Auch das wichtigste Element wurde generalüberholt: der Puck. In der Hartgummischeibe ist ab dieser Saison ein etwa Zwei-Euro-Stück-großer Chip verbaut (wie auch in der Ausrüstung der Spieler), der noch mehr Statistiken an Teamanalysten und Fans liefern soll.
"Eigentlich nicht DEL-tauglich": Für den Liga-Chef ist die Halle von Aufsteiger Frankfurt ein Problem
Mit den Löwen Frankfurt kommt – anstelle von Absteiger Krefeld – auch ein neues Team in die Liga, führt allerdings einen großen Makel mit sich: Die alte Eissporthalle der Mainmetropole hat sich kaum verändert, seit in Frankfurt 2010 noch unter dem Namen „Lions“ letztmalig DEL-Eishockey gespielt wurde. Dass Pläne der Stadt für eine neue Arena immer wieder stocken und scheitern, ist seit Jahren Dauerthema. „Wir waren teilweise entsetzt. Es hat sich nichts getan. Es war in den letzten anderthalb Jahren nicht möglich, ein paar Kabel zu verlegen. Die Telekom kann nicht alle Kameras aufbauen. Wir spielen am Sonntag in einem Stadion, das eigentlich nicht DEL-tauglich ist“, schimpft DEL-Chef Tripcke.
Nichtsdestotrotz spricht Stefan Krämer, der geschäftsführende Gesellschafter der Löwen, von einer „Wahnsinns-Euphorie“. Über 2000 Dauerkarten seien verkauft worden – so viel wie nicht einmal zu Lions-Zeiten. An anderen Standorten hingegen ist die Rede von bis zu 20 Prozent weniger verkauften Tickets. Also doch noch ein Corona-Effekt?
Ingolstadt verkaufte weniger Dauerkarten, Augsburg bleibt auf stabilem Niveau
Auch beim ERC Ingolstadt ist der Kartenverkauf leicht rückläufig. Die hohen Ziele aber bleiben gleich: „Mindestens Platz sechs“ gibt Kapitän und Verteidigungsanker Fabio Wagner vor. Ob sich der Klubetat nach der Krisenzeit schon wieder ganz erholt hat, will Geschäftsführer Claus Liedy nicht verraten.

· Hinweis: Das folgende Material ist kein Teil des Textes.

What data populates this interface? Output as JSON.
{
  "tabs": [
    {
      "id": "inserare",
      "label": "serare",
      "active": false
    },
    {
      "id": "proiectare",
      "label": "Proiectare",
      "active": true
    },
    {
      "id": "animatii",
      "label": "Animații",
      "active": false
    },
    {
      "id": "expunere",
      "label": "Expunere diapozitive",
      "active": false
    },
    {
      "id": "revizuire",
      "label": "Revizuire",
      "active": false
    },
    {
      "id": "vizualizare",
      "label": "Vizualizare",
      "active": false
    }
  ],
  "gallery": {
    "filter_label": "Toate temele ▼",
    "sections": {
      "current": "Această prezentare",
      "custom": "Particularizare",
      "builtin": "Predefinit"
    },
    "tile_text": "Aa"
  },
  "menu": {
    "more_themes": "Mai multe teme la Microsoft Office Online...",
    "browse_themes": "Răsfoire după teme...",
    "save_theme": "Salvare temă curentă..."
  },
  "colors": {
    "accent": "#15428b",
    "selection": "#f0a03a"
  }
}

Anderes Bild beim Rivalen in Augsburg: Mit gut 3000 verkauften Dauer- und Sponsorenkarten bleiben die Panther stabil. Der Gesamtetat sei, so ein Vereinssprecher, „auf Vorjahresniveau“ und reiche damit noch nicht ganz an prä-pandemische Zeiten. Damals hatten die Panther geschätzt etwas über sieben Millionen Euro zur Verfügung.
„Die Augsburger haben ein riesiges Ausrufezeichen gesetzt, Dennis Endras zurückzuholen, und ein gutes Fundament, um um die Play-off-Plätze mitspielen zu können“, meint TV-Experte und Ex-Panther Christoph Ullmann. Neben den „üblichen Verdächtigen“ ganz vorne – Berlin, Mannheim, München – sieht er „viele Klubs, die Richtung Play-offs arbeiten, aber mit einem Auge Richtung Abstieg schielen müssen. Das macht es so unglaublich spannend“.
Ein schöner Sommer, ein spannender Winter, und – geht es nach Gernot Tripcke – abschließend dann ein goldener Frühling. Von unserer Redaktion nach den Umsatzzielen der Liga gefragt, will der Geschäftsführer in neue Dimensionen vorstoßen. 130 Millionen Euro erwirtschafteten die Teams im Vorjahr. „Jetzt hoffen wir auf 150 Millionen“, sagt Tripcke.